Responding to emergencies in the Earlham CS server room

A group of unrelated problems overlapped in time last week and redirected my entire professional energy. It was the most informative week I’ve had in maybe months, and I’m committing a record of it here for posterity. Each problem we in the admins encountered in the last week is briefly described here.

DNS on the CS servers

It began Tuesday morning with a polite request from a colleague to investigate why the CS servers were down. Unable to ping anything, I walked to the server room and found a powered-on but non-responsive server. I crashed it with the power button and brought it back up, but we still couldn’t get to anything by ssh.

That still didn’t restore network access to our virtual machines, so I began investigating, starting by perusing /var/log.

An hour or so later that morning, I was joined by two other admins. One had an idea for where we might look for problems. We discovered that one of our admins had, innocently enough, used underscores in the hostnames assigned to two computers used by sysadmins-in-training. Underscores are not generally acceptable in DNS hostnames, so we fixed that and restarted bind. That resolved the problem.

The long-term solution to this is to train our sysadmin students in DNS, DHCP, etc. more thoroughly — and to remind them consistently to RTFM.


Another issue that materialized at the same time and worried me more: we discovered a foul smell in the server room, like some mix of burning and melting plastic. Was this related to the server failure? At the time, we didn’t know. Using a fan and an open door we ventilated the server room and investigated.

We were lucky.

By way of the sniff test, we discovered the smell came from components that had melted in an out-of-use, but still energized, security keypad control box. I unplugged the box. The smell lingered but faded after a few days, at which point we filed a work order to have it removed from the room altogether.
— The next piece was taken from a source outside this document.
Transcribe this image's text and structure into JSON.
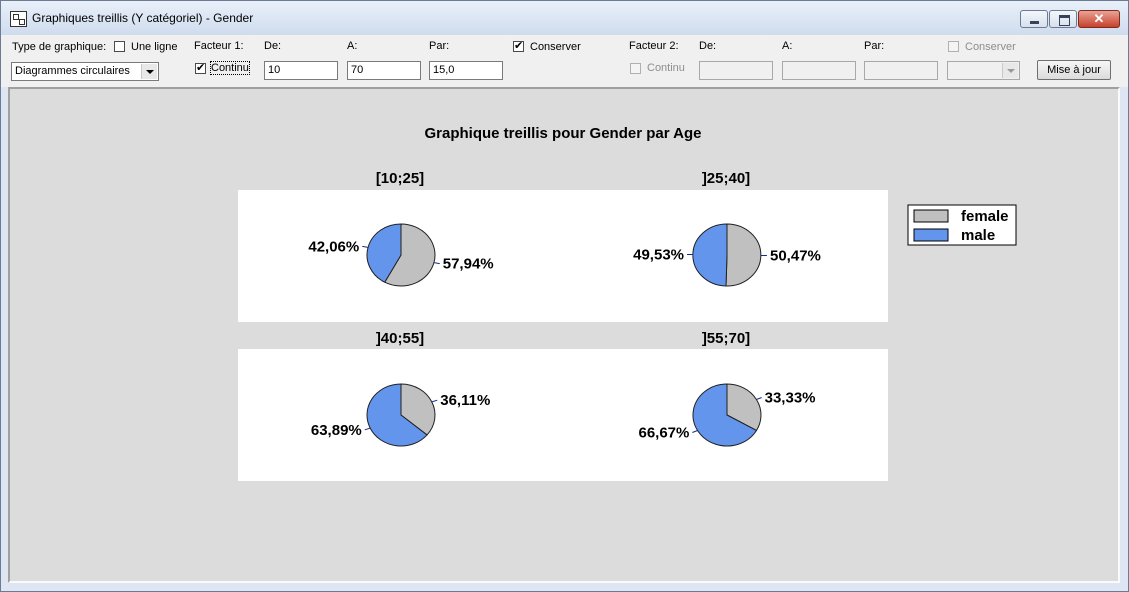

I want to emphasize our good fortune in this case: Had the smell pointed to a problem in the servers or the power supply, we would have had worse problems that may have lasted a long time and cost us a lot. Our long-term fix should be to implement measures to detect such problems automatically, at least to such an extent that someone can quickly respond to them.

Correlated outages

Finally, the day after those two events happened and while we were investigating them, we experienced a series of outages all at once, across both subdomains we manage. Fortunately, each of these servers is mature and well-configured, and in every case pushing the power button restored systems to normal.

Solving this problem turned out to be entertaining and enlightening as a matter of digital forensics.

Another admin student and I sat in my office for an hour and looked for clues. Examining the system and security log files on each affected server consistently pointed us toward the log file for a script run once per minute under cron.

This particular script checks (by an SNMP query) if our battery level is getting low and staying low – i.e., that we’ve lost power and need to shut down the servers before the batteries are fully drained and we experience a hard crash. The script acted properly, but we’d made it too sensitive: it allowed only 2 minutes to elapse at a <80% battery level before concluding that every server running the script needed to shut down. This happened on each server running the script – and it didn’t happen on servers not running the script.

We’re fixing the code now to allow more time before shutting down. We’re also investigating why the batteries started draining at that time: they never drained so much as to cut power to the entire system, but they clearly dipped for a time.

To my delight (if anything in this process can be a delight), a colleague who’s across the ocean for a few weeks discovered the same thing we did sitting in my office.

Have a process

Details varied, but we walked through the same process to solve each problem:

  1. Observe the issue.
  2. Find a non-destructive short-term fix.
  3. Immediately, while it’s fresh on the mind and the log files are still current, gather data. Copy relevant log files for reference but look at the originals if you still can. If there’s a risk a server will go down again, copy relevant files off that server. Check both hardware and software for obvious problems.
  4. Look for patterns in the data. Time is a good way to make an initial cut: according to the timestamps in the logs, what happened around the time we started observing a problem?
  5. Based on the data and context you have, exercise some common sense and logic. Figure it out. Ask for help.
  6. Based on what you learn, implement the long-term fix.
  7. Update stakeholders. Be as specific as is useful – maybe a little more so. [Do this earlier if there are larger, longer-lasting failures to address.]
  8. Think of how to automate fixes for the problem and how to avoid similar problems in the future.
  9. Implement those changes.

For us, the early stages will be sped up when we finish work on our monitoring/notification systems, but that would not have helped much in this case. Even with incomplete monitoring software, we discovered each problem that I’ve described within minutes or hours, because of the frequency and intensity of use they get by the Earlham community.

I would add is that, based on my observations, it’s easy to become sloppy about what goes into a log file and what doesn’t. Cleaning those up (carefully and conservatively) will be added to the tasks for the student sysadmins to work on.

Work together

We in the admins left for the weekend with no outstanding disasters on the table after a week in which three unrelated time-consuming problems surfaced. That’s tiring but incredibly satisfying. It’s to the credit of all the student admins and my colleagues in the CS faculty, whose collective patience, insights, and persistence made it work.